“It
has crippled the whole of Mondays,” said Nduka of the protest. Many
residents who have dared to go out on Mondays have been attacked and
dozens have been killed, as reported over the months by the local media
though authorities have not provided estimates. The lockdown is
“affecting everything,” Nduka says.
The
separatist group’s campaign reminds many of the short-lived Republic of
Biafra which fought and lost a civil war from 1967 to 1970 to become
independent from Nigeria. An estimated 1 million people died in the war,
many of starvation.
More
than 50 years later, the new separatist group says the Igbo people,
Nigeria’s second-largest ethnic group from the southeast, are still
being marginalized and persecuted.
The
Igbo, with about 30 million people of Nigeria’s total population of 206
million, are concentrated in five of the country’s 36 states, including
Abia, Anambra, Ebonyi, Enugu and Imo states.
“What
we have decided is any day our leader will appear in court, our people
will sit at home in solidarity; to show that they like what the man is
doing for them,” said Emma Powerful, a spokesman for the Indigenous
People of Biafra.
About
70% of the region’s people stay home on Mondays and when Kanu appears
in court, which Ebonyi state governor Dave Umahi said is a result of
“fear” that is increasing poverty.
In
Orizo town in Ebonyi state, Success Nworie, 19, says no one in her
family goes out on Mondays, and “it is causing hunger,” because they
mostly live hand to mouth, from one day to the next.
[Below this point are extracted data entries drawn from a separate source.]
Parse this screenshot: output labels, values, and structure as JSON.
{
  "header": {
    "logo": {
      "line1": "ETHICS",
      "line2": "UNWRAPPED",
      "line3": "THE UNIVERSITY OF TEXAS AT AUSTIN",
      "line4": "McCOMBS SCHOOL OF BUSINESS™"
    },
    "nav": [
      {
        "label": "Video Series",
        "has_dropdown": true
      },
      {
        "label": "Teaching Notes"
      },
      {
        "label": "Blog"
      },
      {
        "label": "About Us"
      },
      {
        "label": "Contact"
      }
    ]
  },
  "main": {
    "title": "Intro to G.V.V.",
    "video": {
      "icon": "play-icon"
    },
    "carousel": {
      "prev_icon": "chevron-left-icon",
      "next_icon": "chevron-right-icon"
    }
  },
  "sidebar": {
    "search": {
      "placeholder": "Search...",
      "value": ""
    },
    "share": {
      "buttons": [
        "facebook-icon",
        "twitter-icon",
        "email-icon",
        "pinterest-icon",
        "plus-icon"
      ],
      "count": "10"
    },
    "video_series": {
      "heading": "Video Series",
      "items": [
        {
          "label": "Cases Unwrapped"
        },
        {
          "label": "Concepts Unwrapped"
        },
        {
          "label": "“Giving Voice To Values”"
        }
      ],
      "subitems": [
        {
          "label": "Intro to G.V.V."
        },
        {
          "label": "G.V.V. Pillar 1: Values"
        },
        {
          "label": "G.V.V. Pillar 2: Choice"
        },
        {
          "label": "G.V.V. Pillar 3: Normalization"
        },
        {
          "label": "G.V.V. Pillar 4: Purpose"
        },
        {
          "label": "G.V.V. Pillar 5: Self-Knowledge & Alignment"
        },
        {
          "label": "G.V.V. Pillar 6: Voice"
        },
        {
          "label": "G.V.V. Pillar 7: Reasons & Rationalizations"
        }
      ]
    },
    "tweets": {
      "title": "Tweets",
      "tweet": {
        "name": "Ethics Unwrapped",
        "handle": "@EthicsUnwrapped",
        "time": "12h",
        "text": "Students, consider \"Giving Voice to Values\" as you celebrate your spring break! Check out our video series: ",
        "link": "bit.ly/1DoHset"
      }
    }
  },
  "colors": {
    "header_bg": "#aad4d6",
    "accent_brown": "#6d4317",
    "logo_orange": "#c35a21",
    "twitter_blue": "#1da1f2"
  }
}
Many government offices in the region are effectively closed on Mondays, despite efforts to keep them open.
The
reason is more “a psychological issue” than of support for the Biafran
separatist movement and its leader Kanu, said Steve Oruruo, a spokesman
for the Enugu state governor.
In
addition to the frequent lockdowns, Nigeria’s southeast is also
confronted by growing violence in which gunmen often target security
facilities, like police stations, jails and military camps.
Although
the pro-Biafra group insists its secessionist campaign is peaceful and
distances itself from some of the sit-at-home directives, police blame
it for several acts of violence including an April 2021 jailbreak in Imo
state in which nearly 2,000 inmates were freed.
Nigeria’s
southeast, once among the safest in the country, is now battling
violence and deepening poverty as the lockdown hits “the entire economy
of the people of southeast (and) the day-to-day activities,” said Alex
Ogbonnia, a spokesman for Ohanaeze Ndigbo, a cultural group representing
the Igbo people.
With even police officers being targeted by the violence, ordinary residents are afraid to go out on Mondays, he said.
After
some police stations and the residence of the Ohanaeze Ndigbo president
were attacked recently, Nigerian leader President Muhammadu Buhari said
“the law and order situation in the entire southeast is being
reviewed,” but such statements in the past have not succeeded in
restoring stability.
There’s
little confidence that order can be reestablished in the southeast by
Nigeria’s security forces, which are already overstretched by the
10-year-old revolt by the Boko Haram Islamic extremist rebels in the
country’s northeast and rapidly growing communal violence in the
northwest.
With another Monday lockdown around the corner, residents fear a continuation of the cycle of violence.“It
is very clear that the police are not enough to meet the security needs
of the people,” said Ogbonnia of the Igbo cultural group.